On 2022/10/03 17:12, Darrick J. Wong wrote:
On Fri, Sep 30, 2022 at 09:56:41AM +0900, Gotou, Yasunori/五島 康文 wrote:
Hello everyone,
On 2022/09/20 11:38, Yang, Xiao/杨 晓 wrote:
Hi Darrick, Brian and Christoph
Ping. I hope to get your feedback.
1) I have confirmed that the following patch set did not change the test
result of generic/470 with thin-volume. Besides, I didn't see any
failure when running generic/470 based on normal PMEM device instaed of
thin-volume.
https://lore.kernel.org/linux-xfs/20211129102203.2243509-1-hch@xxxxxx/
2) I can reproduce the failure of generic/482 without thin-volume.

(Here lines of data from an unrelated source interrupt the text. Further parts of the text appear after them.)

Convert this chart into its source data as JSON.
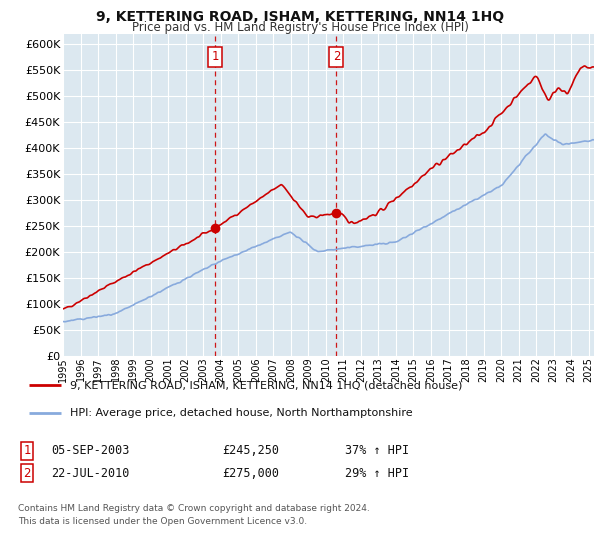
{
  "title": "9, KETTERING ROAD, ISHAM, KETTERING, NN14 1HQ",
  "subtitle": "Price paid vs. HM Land Registry's House Price Index (HPI)",
  "ylim": [
    0,
    620000
  ],
  "yticks": [
    0,
    50000,
    100000,
    150000,
    200000,
    250000,
    300000,
    350000,
    400000,
    450000,
    500000,
    550000,
    600000
  ],
  "sale1_date": 2003.67,
  "sale1_price": 245250,
  "sale1_label": "1",
  "sale2_date": 2010.6,
  "sale2_price": 275000,
  "sale2_label": "2",
  "red_line_color": "#cc0000",
  "blue_line_color": "#88aadd",
  "background_color": "#dce8f0",
  "grid_color": "#ffffff",
  "legend_line1": "9, KETTERING ROAD, ISHAM, KETTERING, NN14 1HQ (detached house)",
  "legend_line2": "HPI: Average price, detached house, North Northamptonshire",
  "table_row1": [
    "1",
    "05-SEP-2003",
    "£245,250",
    "37% ↑ HPI"
  ],
  "table_row2": [
    "2",
    "22-JUL-2010",
    "£275,000",
    "29% ↑ HPI"
  ],
  "footnote": "Contains HM Land Registry data © Crown copyright and database right 2024.\nThis data is licensed under the Open Government Licence v3.0.",
  "xmin": 1995,
  "xmax": 2025.3
}
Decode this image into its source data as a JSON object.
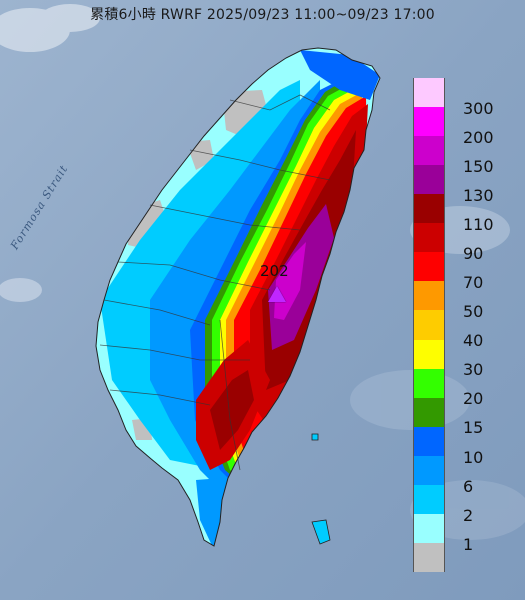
{
  "title": "累積6小時 RWRF 2025/09/23 11:00~09/23 17:00",
  "strait_label": "Formosa Strait",
  "peak": {
    "value": "202"
  },
  "legend": {
    "items": [
      {
        "label": "300",
        "color": "#fdc9ff"
      },
      {
        "label": "200",
        "color": "#fe00ff"
      },
      {
        "label": "150",
        "color": "#cc00cc"
      },
      {
        "label": "130",
        "color": "#9a0099"
      },
      {
        "label": "110",
        "color": "#9a0000"
      },
      {
        "label": "90",
        "color": "#cc0000"
      },
      {
        "label": "70",
        "color": "#fe0000"
      },
      {
        "label": "50",
        "color": "#fe9900"
      },
      {
        "label": "40",
        "color": "#fecc00"
      },
      {
        "label": "30",
        "color": "#fefe00"
      },
      {
        "label": "20",
        "color": "#33ff00"
      },
      {
        "label": "15",
        "color": "#339900"
      },
      {
        "label": "10",
        "color": "#0066ff"
      },
      {
        "label": "6",
        "color": "#0099ff"
      },
      {
        "label": "2",
        "color": "#00ccff"
      },
      {
        "label": "1",
        "color": "#99ffff"
      },
      {
        "label": "",
        "color": "#c0c0c0"
      }
    ]
  },
  "colors": {
    "sea": "#8fa9c6",
    "dry": "#c0c0c0",
    "light": "#99ffff",
    "light2": "#00ccff",
    "mid": "#0099ff",
    "mid2": "#0066ff",
    "green": "#339900",
    "lime": "#33ff00",
    "orange": "#fe9900",
    "red": "#fe0000",
    "darkred": "#cc0000",
    "maroon": "#9a0000",
    "purple": "#9a0099",
    "magenta": "#cc00cc"
  }
}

3) Is it necessary to make thin-volume support DAX. Is there any use
case for the requirement?
Though I asked other place(*), I really want to know the usecase of
dm-thin-volume with DAX and reflink.
In my understanding, dm-thin-volume seems to provide similar feature like
reflink of xfs. Both feature provide COW update to reduce usage of
its region, and snapshot feature, right?
I found that docker seems to select one of them (or other feature which
supports COW). Then user don't need to use thin-volume and reflink at same
time.
Database which uses FS-DAX may want to use snapshot for its data of FS-DAX,
its user seems to be satisfied with reflink or thin-volume.
So I could not find on what use-case user would like to use dm-thin-volume
and reflink at same time.
The only possibility is that the user has mistakenly configured dm-thinpool
and reflink to be used at the same time, but if that is the case, it seems
to be better for the user to disable one or the other.
I really wander why dm-thin-volume must be used with reflik and FS-DAX.
There isn't a hard requirement between fsdax and dm-thinp. The /test/
needs dm-logwrites to check that write page faults on a MAP_SYNC
mmapping are persisted directly to disk. dm-logwrites requires a fast
way to zero an entire device for correct operation of the replay step,
and thinp is the only way to guarantee that.
Thank you for your answer. But I still feel something is strange.
Though dm-thinp may be good way to execute the test correctly,
I suppose it seems to be likely a kind of workaround to pass the test,
it may not be really required for actual users.
Could you tell me why passing test by workaround is so necessary?
Thanks,
--D
If my understanding is something wrong, please correct me.